Online vermieten und betreuen

Die nächste Wohnung überzeugt und Laura Müller will sofort zugreifen. Darauf ist Dietmar Bayer vorbereitet: Der Mietvertrag für die Wohnung wird aus dem zentralen IT-System auf dem Tablet bereitgestellt und kann direkt unterschrieben werden. Wichtige Daten der neuen Mieterin hat das System bereits von der Anfrage aus dem Portal übernommen. Der Vertrag wird in der digitalen Mieterakte gespeichert und per E-Mail an Laura Müller gesendet. Zum Schluss weist Dietmar Bayer die neue Mieterin noch auf das Mieterportal der GWG hin.
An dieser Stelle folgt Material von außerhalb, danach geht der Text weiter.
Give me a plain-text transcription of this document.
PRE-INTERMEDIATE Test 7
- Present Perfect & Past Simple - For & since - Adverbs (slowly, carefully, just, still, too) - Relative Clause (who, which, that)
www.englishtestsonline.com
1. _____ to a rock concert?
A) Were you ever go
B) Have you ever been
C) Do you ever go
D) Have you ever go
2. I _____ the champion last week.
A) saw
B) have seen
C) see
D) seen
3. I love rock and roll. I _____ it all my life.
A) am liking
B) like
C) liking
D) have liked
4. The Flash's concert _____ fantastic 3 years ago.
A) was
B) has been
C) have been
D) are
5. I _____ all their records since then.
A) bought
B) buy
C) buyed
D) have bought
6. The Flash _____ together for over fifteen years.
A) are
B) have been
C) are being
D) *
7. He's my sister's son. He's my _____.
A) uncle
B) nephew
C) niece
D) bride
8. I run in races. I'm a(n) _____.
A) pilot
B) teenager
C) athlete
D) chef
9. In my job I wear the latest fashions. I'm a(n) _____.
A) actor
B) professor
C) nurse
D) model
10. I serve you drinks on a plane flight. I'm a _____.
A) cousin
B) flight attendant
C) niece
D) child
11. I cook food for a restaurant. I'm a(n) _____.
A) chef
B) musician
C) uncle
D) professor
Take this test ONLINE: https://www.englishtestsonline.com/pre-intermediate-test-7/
Diese Online-Plattform arbeitet ebenfalls voll integriert mit dem zentralen Softwaresystem der GWG. Dort gibt es eine Menge an Services: Sie reichen von Mietbescheinigungen, Schadensmeldungen, Anfragen zur Haustierhaltung, aktuellen Auskünften zum Energieverbrauch der Wohnung oder dem Angebot lokaler Dienstleistungen. Auch Einladungen zum Mieterfest, nützliche Tipps zum Einkaufen und zum Nahverkehr sind individuell für sie auf dem Portal hinterlegt.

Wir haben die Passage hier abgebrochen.